# Savitzky-Golay Algorithm¶

Savitzky-Golay algorithm performs a local polynomial regression on a given sequence of values. The basic formula (for filter width $$L = 2M+1$$ and polynomial order $$k$$) is stated as follows:

$\hat{Y}[n] = \frac{1}{2M+1} \sum_{k=-M}^M A[k] Y[n-k] \, \text{,}$

where $$Y[n]$$ and $$\hat{Y}[n]$$ denote the raw and processed data sequences, respectively.

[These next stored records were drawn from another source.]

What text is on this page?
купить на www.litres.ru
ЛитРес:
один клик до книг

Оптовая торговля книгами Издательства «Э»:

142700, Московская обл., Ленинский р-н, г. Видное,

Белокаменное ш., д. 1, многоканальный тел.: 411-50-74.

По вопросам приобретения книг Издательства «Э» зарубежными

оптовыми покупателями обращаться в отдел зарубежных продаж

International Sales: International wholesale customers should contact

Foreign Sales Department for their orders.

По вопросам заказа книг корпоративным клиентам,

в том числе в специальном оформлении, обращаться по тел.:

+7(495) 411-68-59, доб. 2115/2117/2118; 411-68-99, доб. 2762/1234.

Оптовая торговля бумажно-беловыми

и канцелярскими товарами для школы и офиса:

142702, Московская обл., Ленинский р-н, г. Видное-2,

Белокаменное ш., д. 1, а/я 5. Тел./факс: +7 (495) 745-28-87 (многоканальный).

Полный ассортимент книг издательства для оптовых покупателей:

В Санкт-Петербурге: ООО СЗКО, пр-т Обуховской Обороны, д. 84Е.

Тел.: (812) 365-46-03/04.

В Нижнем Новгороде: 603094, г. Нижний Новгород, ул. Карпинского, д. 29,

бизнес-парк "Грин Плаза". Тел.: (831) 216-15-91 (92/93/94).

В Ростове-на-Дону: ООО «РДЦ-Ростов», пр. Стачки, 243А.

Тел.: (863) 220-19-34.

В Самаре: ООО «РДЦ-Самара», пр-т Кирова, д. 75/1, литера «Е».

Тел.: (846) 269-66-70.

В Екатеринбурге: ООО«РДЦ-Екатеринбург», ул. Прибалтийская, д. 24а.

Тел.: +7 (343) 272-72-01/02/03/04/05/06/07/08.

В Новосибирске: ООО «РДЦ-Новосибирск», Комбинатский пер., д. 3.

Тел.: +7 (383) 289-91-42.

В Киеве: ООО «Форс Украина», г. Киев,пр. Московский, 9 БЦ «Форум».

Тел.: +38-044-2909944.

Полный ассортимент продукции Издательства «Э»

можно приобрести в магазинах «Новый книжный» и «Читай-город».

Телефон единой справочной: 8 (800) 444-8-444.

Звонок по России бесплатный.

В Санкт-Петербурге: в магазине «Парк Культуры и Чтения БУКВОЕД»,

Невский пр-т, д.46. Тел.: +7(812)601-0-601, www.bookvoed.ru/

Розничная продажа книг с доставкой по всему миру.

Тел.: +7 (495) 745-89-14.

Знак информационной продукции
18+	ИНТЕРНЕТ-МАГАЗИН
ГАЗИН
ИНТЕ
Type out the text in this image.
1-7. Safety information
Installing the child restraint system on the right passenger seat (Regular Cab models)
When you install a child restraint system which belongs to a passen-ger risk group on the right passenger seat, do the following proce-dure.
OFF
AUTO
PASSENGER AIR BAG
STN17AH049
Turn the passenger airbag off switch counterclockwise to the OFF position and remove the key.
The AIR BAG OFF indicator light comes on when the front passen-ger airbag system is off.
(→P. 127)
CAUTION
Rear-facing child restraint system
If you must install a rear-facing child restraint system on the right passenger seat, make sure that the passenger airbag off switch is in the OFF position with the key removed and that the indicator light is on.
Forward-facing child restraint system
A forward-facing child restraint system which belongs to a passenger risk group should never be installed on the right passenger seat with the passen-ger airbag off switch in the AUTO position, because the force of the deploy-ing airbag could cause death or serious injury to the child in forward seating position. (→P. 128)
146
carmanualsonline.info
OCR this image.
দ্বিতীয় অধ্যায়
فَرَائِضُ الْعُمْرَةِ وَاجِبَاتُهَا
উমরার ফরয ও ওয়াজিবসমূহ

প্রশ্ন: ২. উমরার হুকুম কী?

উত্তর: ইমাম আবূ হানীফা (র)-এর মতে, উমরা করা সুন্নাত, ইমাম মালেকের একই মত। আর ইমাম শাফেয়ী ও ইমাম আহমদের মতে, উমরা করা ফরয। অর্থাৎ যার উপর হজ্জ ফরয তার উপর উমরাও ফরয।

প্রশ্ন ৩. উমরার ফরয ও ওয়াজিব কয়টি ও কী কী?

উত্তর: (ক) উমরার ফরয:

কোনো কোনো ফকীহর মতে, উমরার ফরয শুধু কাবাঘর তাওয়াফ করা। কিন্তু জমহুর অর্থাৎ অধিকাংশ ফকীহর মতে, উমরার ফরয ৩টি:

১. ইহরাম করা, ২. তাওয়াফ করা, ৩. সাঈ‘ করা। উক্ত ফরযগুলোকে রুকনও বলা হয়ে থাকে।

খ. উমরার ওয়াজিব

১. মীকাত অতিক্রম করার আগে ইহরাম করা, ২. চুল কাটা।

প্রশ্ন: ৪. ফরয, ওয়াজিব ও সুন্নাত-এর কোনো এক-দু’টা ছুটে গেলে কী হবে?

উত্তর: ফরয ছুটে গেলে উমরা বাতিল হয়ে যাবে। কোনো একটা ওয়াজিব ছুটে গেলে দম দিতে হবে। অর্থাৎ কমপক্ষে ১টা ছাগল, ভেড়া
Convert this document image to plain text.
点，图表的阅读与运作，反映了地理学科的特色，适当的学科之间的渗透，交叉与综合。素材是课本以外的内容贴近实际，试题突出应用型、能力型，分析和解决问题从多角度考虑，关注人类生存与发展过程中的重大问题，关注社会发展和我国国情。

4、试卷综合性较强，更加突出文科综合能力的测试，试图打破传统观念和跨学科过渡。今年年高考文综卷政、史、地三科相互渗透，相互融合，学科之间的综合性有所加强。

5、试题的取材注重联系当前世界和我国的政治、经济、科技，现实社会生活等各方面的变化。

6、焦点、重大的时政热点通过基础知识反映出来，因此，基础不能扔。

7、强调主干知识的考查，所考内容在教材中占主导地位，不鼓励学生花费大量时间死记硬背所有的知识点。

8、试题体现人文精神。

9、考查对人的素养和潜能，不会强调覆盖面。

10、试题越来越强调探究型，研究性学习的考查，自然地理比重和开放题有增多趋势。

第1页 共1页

The values of $$A[k]$$, the Savitzky-Golay coefficient vector, depends on the choice of polynomial order $$k$$. Note that the Savitzky-Golay coefficient vector can be pre-computed based on the idea to make for each point a local least-square polynomial fit.

Input Parameters

Parameter Type Constraint Description Remarks
$$Y[n]$$ $$Y[n] \in \mathbb R^N$$ $$N \in \mathbb{N}$$ Input data sequence of length $$N$$ The algorithm assumes that input values contain no outliers and improper values such as ‘nan’, ‘inf’, ‘null’.
$$L$$ $$L \in \mathbb N$$ $$L = 2M + 1, \quad M \in \mathbb{N}$$
$$k$$ $$k \in \mathbb N$$

Output Parameters

Parameter Type Constraint Description Remarks
$$\hat{Y}[n]$$ $$\hat{Y}[n] \in \mathbb R^N$$ $$N \in \mathbb{N}$$ Output data sequence of length $$N$$

Tool Support

Single Steps using the Algorithm

References

• A. Savitzky, M.J.E. Golay, Smoothing and Differentiation of Data by Simplified Least Squares Procedures, Analytical Chemistry, vol. 36, Issue 8, pp 1627-1639, 1964.
• S.J. Orfanidis, Introduction to Signal Processing, Prentice-Hall, Englewood Cliffs, NJ, 1996.